Na koniec chciałbym odnieść się do tego posta z innego dnia, który był powiązany z komentarzem tego profesora, który obalał pracę Gary'ego Wilsona:

Powiedział, że dwóch badaczy, którzy prowadzili badania w tym temacie, zostało uznanych za pariasów w środowisku naukowym i jest to tylko ich opinia, a inni naukowcy z tej dziedziny się z nią nie zgadzają. Naprawdę chciałbym, żeby ten profesor przeczytał Thomasa Kuhna Struktura rewolucji naukowych. O ile mi wiadomo, to podstawa na każdej uczelni, w każdej dziedzinie nauki. Każda zmiana paradygmatu zaczyna się od dwóch lub trzech badaczy idących w innym kierunku i stwierdzających rzeczy, z którymi nikt się nie zgadza.

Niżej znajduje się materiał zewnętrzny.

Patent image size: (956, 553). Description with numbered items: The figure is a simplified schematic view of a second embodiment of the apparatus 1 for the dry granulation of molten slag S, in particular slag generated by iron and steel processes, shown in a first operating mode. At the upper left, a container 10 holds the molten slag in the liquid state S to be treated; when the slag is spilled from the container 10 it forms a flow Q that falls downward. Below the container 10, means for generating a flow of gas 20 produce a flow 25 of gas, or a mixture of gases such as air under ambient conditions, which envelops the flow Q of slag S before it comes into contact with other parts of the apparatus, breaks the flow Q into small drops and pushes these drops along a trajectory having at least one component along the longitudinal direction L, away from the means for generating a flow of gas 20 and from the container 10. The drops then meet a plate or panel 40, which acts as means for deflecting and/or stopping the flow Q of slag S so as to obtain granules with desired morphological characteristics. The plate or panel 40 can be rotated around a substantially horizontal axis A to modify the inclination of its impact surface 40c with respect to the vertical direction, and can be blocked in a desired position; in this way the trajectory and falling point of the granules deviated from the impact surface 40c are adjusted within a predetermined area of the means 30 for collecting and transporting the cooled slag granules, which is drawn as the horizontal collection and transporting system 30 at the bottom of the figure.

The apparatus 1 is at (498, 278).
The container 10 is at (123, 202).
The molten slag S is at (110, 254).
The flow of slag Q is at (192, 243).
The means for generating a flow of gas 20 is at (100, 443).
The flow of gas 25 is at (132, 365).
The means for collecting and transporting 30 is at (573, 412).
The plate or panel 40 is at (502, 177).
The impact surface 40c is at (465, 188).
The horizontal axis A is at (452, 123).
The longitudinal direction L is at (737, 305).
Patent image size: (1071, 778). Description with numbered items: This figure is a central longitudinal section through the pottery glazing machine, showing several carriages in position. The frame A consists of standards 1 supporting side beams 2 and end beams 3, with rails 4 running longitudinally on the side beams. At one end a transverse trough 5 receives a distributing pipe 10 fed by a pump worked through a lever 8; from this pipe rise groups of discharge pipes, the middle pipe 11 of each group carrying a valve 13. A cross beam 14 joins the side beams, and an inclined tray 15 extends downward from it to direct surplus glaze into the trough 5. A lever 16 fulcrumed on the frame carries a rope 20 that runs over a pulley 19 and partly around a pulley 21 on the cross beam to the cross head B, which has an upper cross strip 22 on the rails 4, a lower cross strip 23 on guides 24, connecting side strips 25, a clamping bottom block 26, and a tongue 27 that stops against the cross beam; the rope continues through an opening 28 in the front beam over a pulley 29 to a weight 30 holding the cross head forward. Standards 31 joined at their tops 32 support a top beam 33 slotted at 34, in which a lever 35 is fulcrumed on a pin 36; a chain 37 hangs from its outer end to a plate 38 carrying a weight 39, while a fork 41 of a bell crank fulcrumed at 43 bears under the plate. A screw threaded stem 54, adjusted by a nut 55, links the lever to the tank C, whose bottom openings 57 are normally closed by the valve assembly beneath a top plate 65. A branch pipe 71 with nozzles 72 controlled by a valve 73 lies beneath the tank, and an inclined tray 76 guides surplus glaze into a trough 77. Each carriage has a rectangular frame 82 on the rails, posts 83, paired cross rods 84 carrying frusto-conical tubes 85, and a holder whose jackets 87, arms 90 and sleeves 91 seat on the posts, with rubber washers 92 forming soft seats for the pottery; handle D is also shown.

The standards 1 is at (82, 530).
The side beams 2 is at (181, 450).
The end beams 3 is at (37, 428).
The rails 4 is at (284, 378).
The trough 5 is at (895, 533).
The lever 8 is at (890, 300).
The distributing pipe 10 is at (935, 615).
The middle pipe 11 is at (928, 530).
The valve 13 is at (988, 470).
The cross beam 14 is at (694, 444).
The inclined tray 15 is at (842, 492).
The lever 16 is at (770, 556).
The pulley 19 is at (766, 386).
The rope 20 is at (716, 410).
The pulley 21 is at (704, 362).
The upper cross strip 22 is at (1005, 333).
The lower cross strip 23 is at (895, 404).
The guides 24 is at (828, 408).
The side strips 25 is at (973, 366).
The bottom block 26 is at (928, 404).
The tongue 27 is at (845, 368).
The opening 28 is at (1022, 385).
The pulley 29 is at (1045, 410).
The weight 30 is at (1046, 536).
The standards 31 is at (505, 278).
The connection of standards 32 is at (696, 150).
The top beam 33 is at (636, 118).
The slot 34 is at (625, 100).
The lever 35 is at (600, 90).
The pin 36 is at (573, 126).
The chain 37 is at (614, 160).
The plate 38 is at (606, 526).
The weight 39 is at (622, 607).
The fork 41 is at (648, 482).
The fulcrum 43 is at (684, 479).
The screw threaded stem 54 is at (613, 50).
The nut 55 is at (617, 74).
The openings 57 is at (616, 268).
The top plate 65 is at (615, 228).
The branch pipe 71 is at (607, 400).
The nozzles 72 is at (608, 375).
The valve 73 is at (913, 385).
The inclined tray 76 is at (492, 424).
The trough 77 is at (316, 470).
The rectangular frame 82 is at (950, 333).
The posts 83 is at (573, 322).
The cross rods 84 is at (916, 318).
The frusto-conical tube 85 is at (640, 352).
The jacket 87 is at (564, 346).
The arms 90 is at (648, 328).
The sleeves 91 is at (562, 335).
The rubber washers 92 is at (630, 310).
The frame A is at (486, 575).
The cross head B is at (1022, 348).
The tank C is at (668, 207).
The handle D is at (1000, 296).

Chciałbym wam wszystkim podziękować. Posiadanie tej społeczności przez ostatnie 90 dni wiele znaczyło, nawet jeśli rzadko komentowałem i nigdy nie publikowałem. Dobrze się czytało o wszystkich historiach, wszystkich pomysłach. Więc chyba odpowiem na pytania, jeśli jakieś masz.

LINK - Teraz, kiedy minęło 90 dni, czuję, że nadszedł czas, aby podzielić się moją historią.